A Europa foi feita pelo Mediterrâneo, vem de baixo para cima”
Cláudio Torres
É nos momentos difíceis que devemos reafirmar verdades que incomodam. Mesmo que para isso possamos ser mal compreendidos, chocando o politicamente correcto. Vem tudo isto a propósito da obsessiva cegueira da União Europeia em relação à imigração dentro e fora do seu espaço territorial formal.
E, neste particular, os últimos dias foram pródigos em casos e em exemplos de desnorte formal não interiorizado e percebido, por vários dos “líderes” quer das instituições europeias, quer sobretudo dos governos dos seus Estados-membros. Cegos. Surdos. Mudos. Negando a realidade. Fugindo dos valores do projecto europeu. Hipotecando o seu futuro não só político mas também económico e social. Cultivando uma amnésia perigosa em relação às suas responsabilidades recentes na desestruturação de vários dos países emissores e de passagem de milhares e milhares de imigrantes.
Até Jean-Claude Juncker já não esconde a sua desilusão com este comportamento por parte da Europa e dos seus Estados no que diz respeito ao fenómeno migratório. Quando assistimos a reuniões intermináveis em que tardam soluções conformes com a realidade e na defesa dos interesses da Europa, dos seus povos e dos seus Estados, o que devemos pensar e fazer? O que fazer perante o anúncio por parte do governo de um Estado europeu (Hungria) de que irá construir um muro para fechar uma das principais fronteiras externas da Europa (da Europa da liberdade de circulação, sim)?
O que pensar da contenda fronteiriça francesa e italiana na circulação interna de pessoas que, ao abrigo do direito comunitário vigente, têm não só deveres, mas também direitos? O que pensar da nossa Europa, que se esgatanha internamente para decidir quotas (ou outras coisas que ainda não sabe bem o que serão) para fazer face à catástrofe humana que se vive há demasiado tempo, na bacia do Mediterrâneo ocidental e oriental.
Tudo isto acontece quando países, que nada têm a ver com a desestabilização interna de vários países do Médio Oriente (como são os casos da Jordânia e da Turquia), recebem milhões e milhões de imigrantes e refugiados nos seus territórios, dando assim lições de humanismo à velha Europa, cada vez mais uma anã política e um gigante económico com pés de barro, a desfazer-se.
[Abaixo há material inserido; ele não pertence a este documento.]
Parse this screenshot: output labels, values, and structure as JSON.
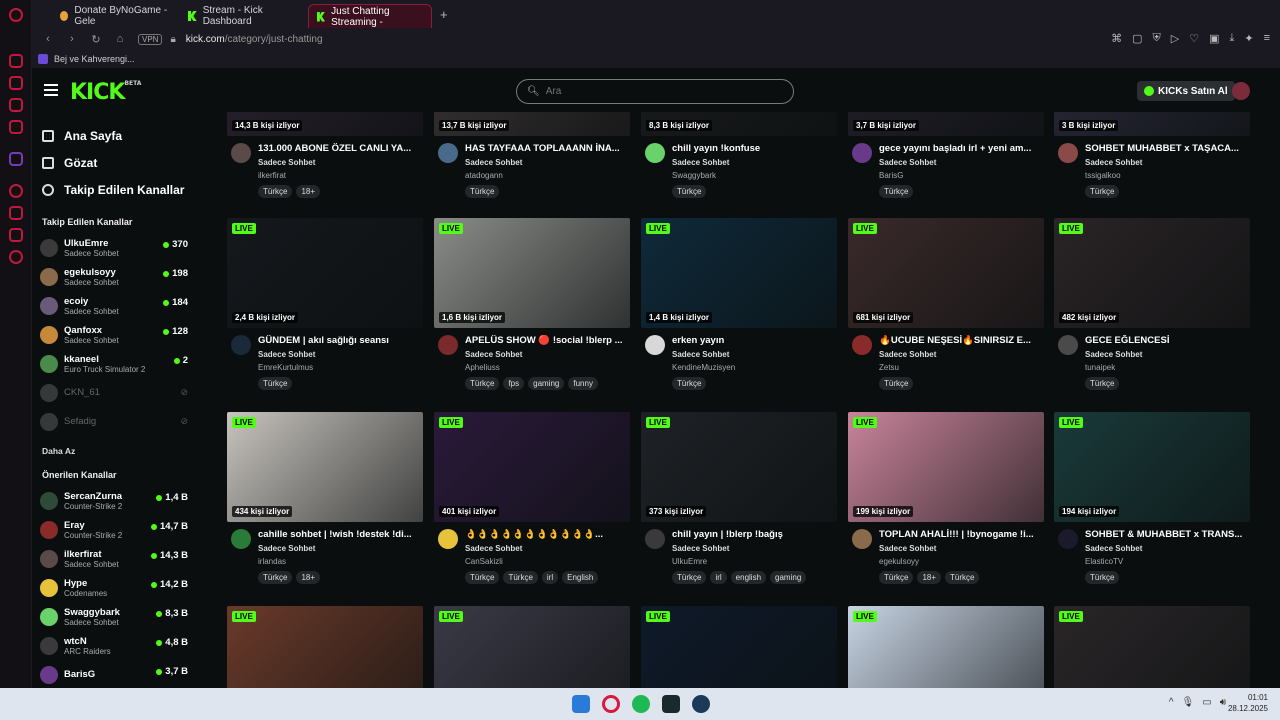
{
  "browser": {
    "tabs": [
      {
        "label": "Donate ByNoGame - Gele",
        "active": false
      },
      {
        "label": "Stream - Kick Dashboard",
        "active": false
      },
      {
        "label": "Just Chatting Streaming -",
        "active": true
      }
    ],
    "url_host": "kick.com",
    "url_path": "/category/just-chatting",
    "vpn_label": "VPN",
    "bookmark": "Bej ve Kahverengi..."
  },
  "header": {
    "logo": "KICK",
    "logo_sup": "BETA",
    "search_placeholder": "Ara",
    "buy_label": "KICKs Satın Al"
  },
  "sidebar": {
    "nav": [
      {
        "label": "Ana Sayfa"
      },
      {
        "label": "Gözat"
      },
      {
        "label": "Takip Edilen Kanallar"
      }
    ],
    "followed_title": "Takip Edilen Kanallar",
    "followed": [
      {
        "name": "UlkuEmre",
        "category": "Sadece Sohbet",
        "count": "370",
        "color": "#3a3a3a"
      },
      {
        "name": "egekulsoyy",
        "category": "Sadece Sohbet",
        "count": "198",
        "color": "#8a6a4a"
      },
      {
        "name": "ecoiy",
        "category": "Sadece Sohbet",
        "count": "184",
        "color": "#6a5a7a"
      },
      {
        "name": "Qanfoxx",
        "category": "Sadece Sohbet",
        "count": "128",
        "color": "#c48a3a"
      },
      {
        "name": "kkaneel",
        "category": "Euro Truck Simulator 2",
        "count": "2",
        "color": "#4a8a4a"
      },
      {
        "name": "CKN_61",
        "category": "",
        "count": "",
        "color": "#777777",
        "offline": true
      },
      {
        "name": "Sefadig",
        "category": "",
        "count": "",
        "color": "#777777",
        "offline": true
      }
    ],
    "more_label": "Daha Az",
    "recommended_title": "Önerilen Kanallar",
    "recommended": [
      {
        "name": "SercanZurna",
        "category": "Counter-Strike 2",
        "count": "1,4 B",
        "color": "#2e4a3a"
      },
      {
        "name": "Eray",
        "category": "Counter-Strike 2",
        "count": "14,7 B",
        "color": "#8a2a2a"
      },
      {
        "name": "ilkerfirat",
        "category": "Sadece Sohbet",
        "count": "14,3 B",
        "color": "#5a4a4a"
      },
      {
        "name": "Hype",
        "category": "Codenames",
        "count": "14,2 B",
        "color": "#e8c23a"
      },
      {
        "name": "Swaggybark",
        "category": "Sadece Sohbet",
        "count": "8,3 B",
        "color": "#6ad26a"
      },
      {
        "name": "wtcN",
        "category": "ARC Raiders",
        "count": "4,8 B",
        "color": "#3a3a3a"
      },
      {
        "name": "BarisG",
        "category": "",
        "count": "3,7 B",
        "color": "#6a3a8a"
      }
    ]
  },
  "cards": [
    {
      "viewers": "14,3 B kişi izliyor",
      "title": "131.000 ABONE ÖZEL CANLI YA...",
      "category": "Sadece Sohbet",
      "user": "ilkerfirat",
      "tags": [
        "Türkçe",
        "18+"
      ],
      "live": false,
      "thumb": "#2a2230",
      "avatar": "#5a4a4a"
    },
    {
      "viewers": "13,7 B kişi izliyor",
      "title": "HAS TAYFAAA TOPLAAANN İNA...",
      "category": "Sadece Sohbet",
      "user": "atadogann",
      "tags": [
        "Türkçe"
      ],
      "live": false,
      "thumb": "#3a3536",
      "avatar": "#4a6a8a"
    },
    {
      "viewers": "8,3 B kişi izliyor",
      "title": "chill yayın !konfuse",
      "category": "Sadece Sohbet",
      "user": "Swaggybark",
      "tags": [
        "Türkçe"
      ],
      "live": false,
      "thumb": "#1a1c1e",
      "avatar": "#6ad26a"
    },
    {
      "viewers": "3,7 B kişi izliyor",
      "title": "gece yayını başladı irl + yeni am...",
      "category": "Sadece Sohbet",
      "user": "BarisG",
      "tags": [
        "Türkçe"
      ],
      "live": false,
      "thumb": "#22202a",
      "avatar": "#6a3a8a"
    },
    {
      "viewers": "3 B kişi izliyor",
      "title": "SOHBET MUHABBET x TAŞACA...",
      "category": "Sadece Sohbet",
      "user": "tssigalkoo",
      "tags": [
        "Türkçe"
      ],
      "live": false,
      "thumb": "#2a2a3a",
      "avatar": "#8a4a4a"
    },
    {
      "viewers": "2,4 B kişi izliyor",
      "title": "GÜNDEM | akıl sağlığı seansı",
      "category": "Sadece Sohbet",
      "user": "EmreKurtulmus",
      "tags": [
        "Türkçe"
      ],
      "live": true,
      "thumb": "#15181c",
      "avatar": "#1a2a3a",
      "label": "LIVE"
    },
    {
      "viewers": "1,6 B kişi izliyor",
      "title": "APELÜS SHOW 🔴 !social !blerp ...",
      "category": "Sadece Sohbet",
      "user": "Apheliuss",
      "tags": [
        "Türkçe",
        "fps",
        "gaming",
        "funny"
      ],
      "live": true,
      "thumb": "#8a8c88",
      "avatar": "#7a2a2a",
      "label": "LIVE"
    },
    {
      "viewers": "1,4 B kişi izliyor",
      "title": "erken yayın",
      "category": "Sadece Sohbet",
      "user": "KendineMuzisyen",
      "tags": [
        "Türkçe"
      ],
      "live": true,
      "thumb": "#0e2a3a",
      "avatar": "#d8d8d8",
      "label": "LIVE"
    },
    {
      "viewers": "681 kişi izliyor",
      "title": "🔥UCUBE NEŞESİ🔥SINIRSIZ E...",
      "category": "Sadece Sohbet",
      "user": "Zetsu",
      "tags": [
        "Türkçe"
      ],
      "live": true,
      "thumb": "#3a2a2a",
      "avatar": "#8a2a2a",
      "label": "LIVE"
    },
    {
      "viewers": "482 kişi izliyor",
      "title": "GECE EĞLENCESİ",
      "category": "Sadece Sohbet",
      "user": "tunaipek",
      "tags": [
        "Türkçe"
      ],
      "live": true,
      "thumb": "#2a2426",
      "avatar": "#4a4a4a",
      "label": "LIVE"
    },
    {
      "viewers": "434 kişi izliyor",
      "title": "cahille sohbet | !wish !destek !di...",
      "category": "Sadece Sohbet",
      "user": "irlandas",
      "tags": [
        "Türkçe",
        "18+"
      ],
      "live": true,
      "thumb": "#c8c4be",
      "avatar": "#2a7a3a",
      "label": "LIVE"
    },
    {
      "viewers": "401 kişi izliyor",
      "title": "👌👌👌👌👌👌👌👌👌👌👌...",
      "category": "Sadece Sohbet",
      "user": "CanSakizli",
      "tags": [
        "Türkçe",
        "Türkçe",
        "irl",
        "English"
      ],
      "live": true,
      "thumb": "#2a1a3a",
      "avatar": "#e8c23a",
      "label": "LIVE"
    },
    {
      "viewers": "373 kişi izliyor",
      "title": "chill yayın | !blerp !bağış",
      "category": "Sadece Sohbet",
      "user": "UlkuEmre",
      "tags": [
        "Türkçe",
        "irl",
        "english",
        "gaming"
      ],
      "live": true,
      "thumb": "#1e2226",
      "avatar": "#3a3a3a",
      "label": "LIVE"
    },
    {
      "viewers": "199 kişi izliyor",
      "title": "TOPLAN AHALİ!!! | !bynogame !i...",
      "category": "Sadece Sohbet",
      "user": "egekulsoyy",
      "tags": [
        "Türkçe",
        "18+",
        "Türkçe"
      ],
      "live": true,
      "thumb": "#c8849a",
      "avatar": "#8a6a4a",
      "label": "LIVE"
    },
    {
      "viewers": "194 kişi izliyor",
      "title": "SOHBET & MUHABBET x TRANS...",
      "category": "Sadece Sohbet",
      "user": "ElasticoTV",
      "tags": [
        "Türkçe"
      ],
      "live": true,
      "thumb": "#1a3a3a",
      "avatar": "#1a1a2a",
      "label": "LIVE"
    },
    {
      "viewers": "",
      "title": "",
      "category": "",
      "user": "",
      "tags": [],
      "live": true,
      "thumb": "#6a3a2a",
      "avatar": "",
      "label": "LIVE"
    },
    {
      "viewers": "",
      "title": "",
      "category": "",
      "user": "",
      "tags": [],
      "live": true,
      "thumb": "#3a3a46",
      "avatar": "",
      "label": "LIVE"
    },
    {
      "viewers": "",
      "title": "",
      "category": "",
      "user": "",
      "tags": [],
      "live": true,
      "thumb": "#0e1a2a",
      "avatar": "",
      "label": "LIVE"
    },
    {
      "viewers": "",
      "title": "",
      "category": "",
      "user": "",
      "tags": [],
      "live": true,
      "thumb": "#c8d4e4",
      "avatar": "",
      "label": "LIVE"
    },
    {
      "viewers": "",
      "title": "",
      "category": "",
      "user": "",
      "tags": [],
      "live": true,
      "thumb": "#2a2628",
      "avatar": "",
      "label": "LIVE"
    }
  ],
  "taskbar": {
    "time": "01:01",
    "date": "28.12.2025"
  }
}
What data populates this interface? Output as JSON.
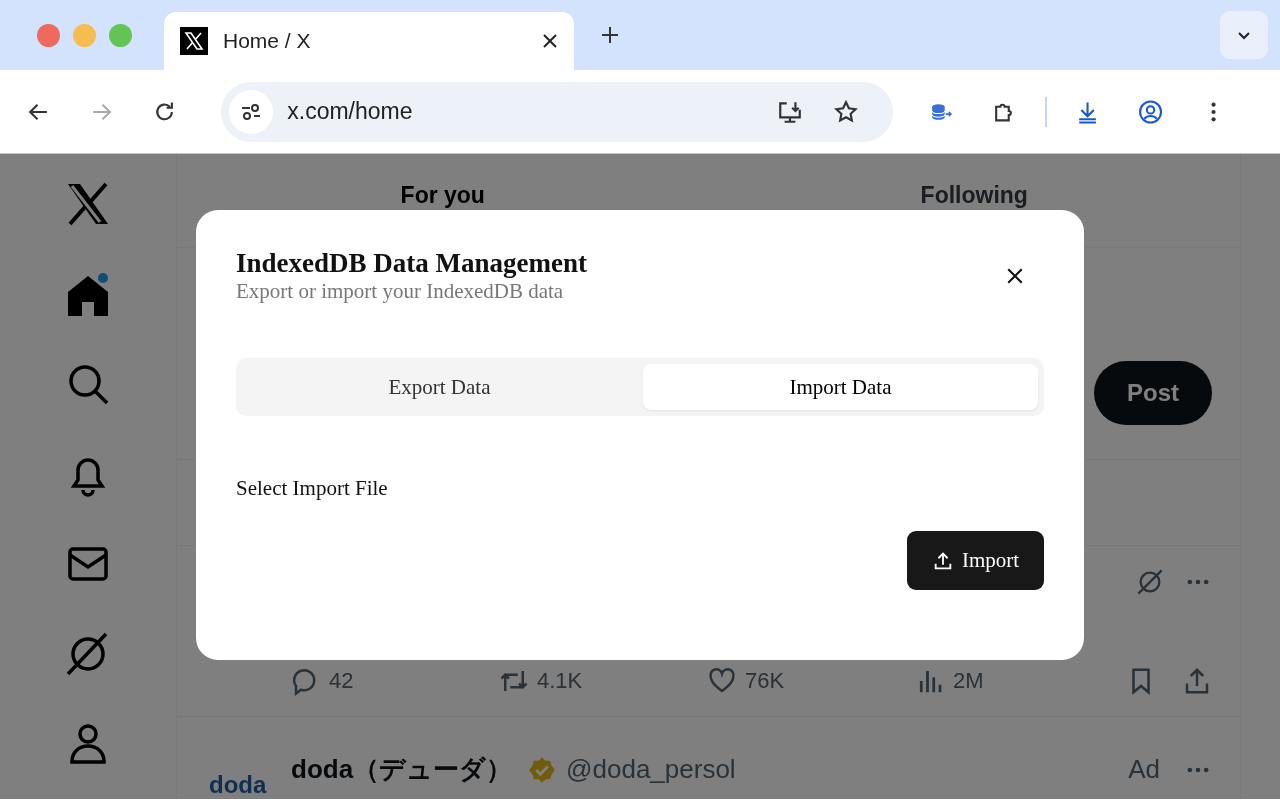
{
  "browser": {
    "tab": {
      "title": "Home / X"
    },
    "url": "x.com/home"
  },
  "feed_tabs": [
    {
      "label": "For you",
      "selected": true
    },
    {
      "label": "Following",
      "selected": false
    }
  ],
  "post_button": "Post",
  "tweet_actions": [
    {
      "kind": "reply",
      "count": "42"
    },
    {
      "kind": "repost",
      "count": "4.1K"
    },
    {
      "kind": "like",
      "count": "76K"
    },
    {
      "kind": "views",
      "count": "2M"
    }
  ],
  "ad": {
    "logo": "doda",
    "name": "doda（デューダ）",
    "handle": "@doda_persol",
    "label": "Ad"
  },
  "modal": {
    "title": "IndexedDB Data Management",
    "subtitle": "Export or import your IndexedDB data",
    "tabs": [
      {
        "label": "Export Data",
        "selected": false
      },
      {
        "label": "Import Data",
        "selected": true
      }
    ],
    "field_label": "Select Import File",
    "button": "Import"
  }
}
Velha Europa e velho Ocidente, do qual fazemos parte, que continua a fazer de conta que é rico, poderoso, muito devido também ao chapéu tecnológico e militar dos Estados Unidos da América.
Em pleno século XXI, as migrações internacionais deviam fazer líderes formais e governantes (das instituições europeias e dos Estados) assumirem o papel de verdadeiros estadistas, que vêem e decidem muito mais do que para além dos interesses de cada um dos seus países e, antes pelo contrário, mais pela defesa do projecto de todos.
Assumindo que, no século do movimento dos povos, as migrações são e serão cada vez mais decisivas para a democracia, o de-senvolvimento, a segurança e a demografia. Neste quadro exige-se que, pelo menos, assumam que a imigração é uma solução incontornável para a queda e o declínio demográfico, sobretudo para o ocidente europeu, que qualquer dia se transformará num museu ao ar livre para outros povos de outros continentes visitarem.
Com a obsessão por estudos, com tantos grupos de trabalho, consultores, auditores e afins, que adoptem de vez uma postura proactiva na construção de uma verdadeira política de imigração europeia, fiel à sua história humanista e na sua tradição cristã. Pelo menos por isso, acabem com este impasse e paralisia na velha “Europa fortaleza”. Que teima em viver fora da realidade, negando-a e fugindo dos sinais dos tempos, que recusam mais a unipolaridade europeia. E que, nesta como noutras matérias decisivas para os povos europeus, tenha um assomo de ligação à realidade e não obedeça a um anquilosamento medíocre, hipotecando o futuro colectivo de todos nós. A Europa não é isto.